Bhutan is the land of people who are deeply associated with their age-long customs and festivals. These festivals bring smile on their faces. The Bhutanese celebrate their festivals with huge fanfare. They dance, sing and eat, and follow plethora of customs which are inextricably associated with these festivals. Watching them perform these festivals is a delightful and intriguing sight.
The Bhutanese are fun loving people, they love socializing, attending festivals, joking, playing, flirting and consuming alcohol that help them to be in the spirit of celebration. Owing to their fun loving nature, throughout the country there are various kinds of festivals that are celebrated in different times of the year. Among these festivals, the most recognized and attended by the mass is Tsechu festival (Tse- Date Chu – Ten). This festival is celebrated to commemorate the great deeds of 8th century Tantric master Guru Padmasambhava who is credited in spreading of Mahayana Buddhism in entire Himalaya region.
These Tsechu festivals are dominated by ancient old religious Mask Dances that are performed by both monks and lay person in brilliant costumes re-enacting the legendary events, accompanied by blaring horns, booming drums, and clashing cymbals as they whirl and leap around the ancient old courtyard of a Dzong (Fortress). Crowds of people gather in their finest hand woven dress, brightly patterned cloth for which Bhutan is renowned, creating an intensely colorful and exciting atmosphere that had remained unchanged in its traditional purity for centuries. Locals believe that by dressing in their finest are another form of offering that could bring them blessings give them an opportunity to please the deities which in return bring them merit, luck and prosperity and also an occasion to see people and to be seen. The dance itself is believed to be the representation of the deities that are encountered during the intermediate period of Death and rebirth.

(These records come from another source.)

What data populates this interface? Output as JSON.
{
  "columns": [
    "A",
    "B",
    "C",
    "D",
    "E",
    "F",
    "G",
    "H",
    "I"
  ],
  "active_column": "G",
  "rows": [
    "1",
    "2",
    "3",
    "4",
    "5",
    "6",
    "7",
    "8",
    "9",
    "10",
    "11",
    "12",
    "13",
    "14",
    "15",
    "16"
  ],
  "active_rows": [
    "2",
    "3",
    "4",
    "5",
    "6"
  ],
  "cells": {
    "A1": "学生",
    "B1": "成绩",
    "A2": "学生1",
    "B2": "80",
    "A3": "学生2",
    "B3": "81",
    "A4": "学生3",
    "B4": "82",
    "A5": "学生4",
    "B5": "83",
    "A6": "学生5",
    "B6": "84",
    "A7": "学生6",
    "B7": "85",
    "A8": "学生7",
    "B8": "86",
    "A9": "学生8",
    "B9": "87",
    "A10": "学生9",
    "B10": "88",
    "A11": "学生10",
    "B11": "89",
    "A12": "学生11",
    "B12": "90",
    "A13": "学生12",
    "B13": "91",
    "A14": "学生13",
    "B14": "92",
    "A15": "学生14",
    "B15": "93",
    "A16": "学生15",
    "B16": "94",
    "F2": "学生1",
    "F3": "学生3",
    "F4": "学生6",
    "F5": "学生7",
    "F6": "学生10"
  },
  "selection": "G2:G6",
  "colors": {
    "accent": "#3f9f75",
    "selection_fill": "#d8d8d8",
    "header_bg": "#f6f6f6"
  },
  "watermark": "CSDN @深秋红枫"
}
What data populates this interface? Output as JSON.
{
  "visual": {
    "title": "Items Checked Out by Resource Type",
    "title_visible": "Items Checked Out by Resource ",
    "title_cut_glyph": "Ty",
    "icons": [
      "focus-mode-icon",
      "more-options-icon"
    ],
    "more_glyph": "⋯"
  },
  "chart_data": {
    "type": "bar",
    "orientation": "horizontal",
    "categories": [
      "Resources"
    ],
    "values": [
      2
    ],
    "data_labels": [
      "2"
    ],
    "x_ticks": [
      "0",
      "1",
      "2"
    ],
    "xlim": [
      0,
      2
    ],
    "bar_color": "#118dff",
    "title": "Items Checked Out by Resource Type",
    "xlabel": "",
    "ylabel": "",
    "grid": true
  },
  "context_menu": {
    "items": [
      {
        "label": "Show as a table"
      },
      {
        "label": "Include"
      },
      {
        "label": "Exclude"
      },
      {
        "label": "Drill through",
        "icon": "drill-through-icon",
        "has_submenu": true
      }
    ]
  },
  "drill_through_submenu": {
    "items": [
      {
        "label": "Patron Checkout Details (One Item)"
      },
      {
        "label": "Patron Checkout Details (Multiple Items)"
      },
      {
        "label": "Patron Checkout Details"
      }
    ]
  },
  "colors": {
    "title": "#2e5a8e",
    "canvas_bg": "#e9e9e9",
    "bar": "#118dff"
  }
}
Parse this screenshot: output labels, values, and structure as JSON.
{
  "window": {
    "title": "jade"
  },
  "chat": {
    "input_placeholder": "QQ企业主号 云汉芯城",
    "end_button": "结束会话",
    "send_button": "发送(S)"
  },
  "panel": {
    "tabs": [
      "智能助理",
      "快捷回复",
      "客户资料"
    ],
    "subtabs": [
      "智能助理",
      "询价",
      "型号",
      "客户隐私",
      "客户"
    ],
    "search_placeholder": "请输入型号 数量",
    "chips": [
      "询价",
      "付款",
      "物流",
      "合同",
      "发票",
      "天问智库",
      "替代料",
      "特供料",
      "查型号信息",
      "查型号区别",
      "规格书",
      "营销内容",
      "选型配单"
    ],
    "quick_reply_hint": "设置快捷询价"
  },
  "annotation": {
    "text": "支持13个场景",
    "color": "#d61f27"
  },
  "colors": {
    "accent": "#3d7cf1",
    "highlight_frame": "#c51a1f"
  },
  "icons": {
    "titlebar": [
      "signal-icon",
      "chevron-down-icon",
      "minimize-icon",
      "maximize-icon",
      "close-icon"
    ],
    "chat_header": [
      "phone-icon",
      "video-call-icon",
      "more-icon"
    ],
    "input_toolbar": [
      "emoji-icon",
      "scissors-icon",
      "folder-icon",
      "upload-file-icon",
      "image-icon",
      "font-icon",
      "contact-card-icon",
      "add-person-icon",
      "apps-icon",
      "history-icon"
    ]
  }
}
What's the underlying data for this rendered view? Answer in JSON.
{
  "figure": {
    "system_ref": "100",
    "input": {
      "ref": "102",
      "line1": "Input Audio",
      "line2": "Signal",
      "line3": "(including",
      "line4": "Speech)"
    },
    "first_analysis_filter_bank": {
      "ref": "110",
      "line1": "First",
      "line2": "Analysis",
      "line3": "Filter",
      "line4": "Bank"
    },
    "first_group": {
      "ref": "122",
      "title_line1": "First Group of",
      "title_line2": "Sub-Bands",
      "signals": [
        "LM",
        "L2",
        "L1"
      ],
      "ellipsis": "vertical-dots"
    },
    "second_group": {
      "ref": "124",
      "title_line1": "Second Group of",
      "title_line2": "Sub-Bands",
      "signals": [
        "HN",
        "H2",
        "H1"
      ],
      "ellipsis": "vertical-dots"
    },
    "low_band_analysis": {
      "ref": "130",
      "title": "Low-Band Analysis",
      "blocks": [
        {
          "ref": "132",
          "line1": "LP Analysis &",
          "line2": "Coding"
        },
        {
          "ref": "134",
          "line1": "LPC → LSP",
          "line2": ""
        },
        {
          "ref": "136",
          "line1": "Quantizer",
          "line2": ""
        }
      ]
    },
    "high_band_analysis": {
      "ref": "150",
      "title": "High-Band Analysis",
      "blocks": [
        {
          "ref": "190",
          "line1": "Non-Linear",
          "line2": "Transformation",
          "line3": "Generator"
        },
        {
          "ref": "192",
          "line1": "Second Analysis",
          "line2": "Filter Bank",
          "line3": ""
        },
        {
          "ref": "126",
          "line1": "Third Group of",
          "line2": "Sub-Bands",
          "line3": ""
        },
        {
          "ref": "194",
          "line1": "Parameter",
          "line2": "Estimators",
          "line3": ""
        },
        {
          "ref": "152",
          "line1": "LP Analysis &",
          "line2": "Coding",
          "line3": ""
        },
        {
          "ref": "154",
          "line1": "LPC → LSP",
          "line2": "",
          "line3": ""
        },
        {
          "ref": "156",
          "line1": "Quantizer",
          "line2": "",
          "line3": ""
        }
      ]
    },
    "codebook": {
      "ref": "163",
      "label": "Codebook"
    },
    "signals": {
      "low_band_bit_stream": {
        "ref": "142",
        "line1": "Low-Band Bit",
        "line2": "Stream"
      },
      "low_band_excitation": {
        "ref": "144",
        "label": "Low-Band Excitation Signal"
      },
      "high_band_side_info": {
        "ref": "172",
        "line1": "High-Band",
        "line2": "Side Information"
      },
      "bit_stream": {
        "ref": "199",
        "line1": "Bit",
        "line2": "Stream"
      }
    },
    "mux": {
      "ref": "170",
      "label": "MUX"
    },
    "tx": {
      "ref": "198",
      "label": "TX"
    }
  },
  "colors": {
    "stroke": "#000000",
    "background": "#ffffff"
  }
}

During these festival trips, we traverse through the culturally centered valleys of Bhutan, experiencing the enchantment of pure and exotic land, through its ancient fortresses, monasteries, and temples that dot the country side and have opportunity to witness Bhutan’s rich arts and crafts that transforms into exquisite works of art from the hands of master artisans. Thanks to its isolation, small population, mountainous terrain, and the national religion of Buddhism, which stresses the sanctity of all life, Bhutan has protected its forests and wildlife. As a result, this tiny kingdom, in contrast to all of its neighbors, possesses the last truly intact, large-scale ecosystem in the Himalayas. Protecting not just nature but culture is a huge priority for Bhutan. The Bhutanese people constitute one of the most interesting and least disturbed cultures in the world and are often known as the “Living museum” by its few visitors that make into Bhutan.
Dromche (festival) generally include dances and this festival is dedicated to Yeshe Gompo (Mahakala) or Palden Lhamo, the two main protective deities of Drukpas (Drukpas = means people of Druk land or Bhutanese). Punakha Dromche take place in the first month of the lunar year and ends with ‘Serda’, a magnificent procession which re-enacts an episode of the war against the Tibetan in the 17th century.
Jambay Lhakhang Drup
The festival is held for duel reasons; to commemorate an establishment of Jambay Lhakhang (temple) in 7 th century and to honor Guru Rimpoche, a saint who introduced Tantric form of Buddhism in Bhutan . A variety of traditional and mask dances are performed and each dance bear significant meaning/importance.
This festival is one of the most important in Bhutan and its high light is the ‘Mewang” – the fire ceremony and the ” Tercham” – a religious dance. A fire dance is held in the evening to bless infertile women so that they may bear children.
There is a sequence of dances at Paro Tshechu. Most dances are the same at others Tshechus, but the sequence varies. On day one is Shinje Yab Yum, dance of the lord of death and his consort. The costume is of buffalo mask and long brocade dress. The day two begins with “chipdrel” traditional reception. The Astara (clown) welcomes the audience with the marchang ceremony. The the mask dances begin
Thimpu festival is the festival of dances. Some of these dances are shacham or the dance of the four stag, peling gingsum or the dance of the three kinds of ging, pacham or the dance of the heroes, shawo shachi or dance of the stags and the hounds, dranyeo cham or dance with guitar, shana or black dance, shaa nga cham or dance of the 21 black hats with drum and, pholeg moleg or dance of the noblemen and the ladies.
Tshechu is festival honouring Guru Padsambhava – ‘one who was born from lotus flower’. This Indian saint contributed enormously to the diffusion of Tantric Buddhism in the Himalayan regions of Tibet, Nepal, Bhutan etc. around 800 A.D. He is the founder of the Nyingmapa, the ‘old school’ of Lamaism which still has numerous followers.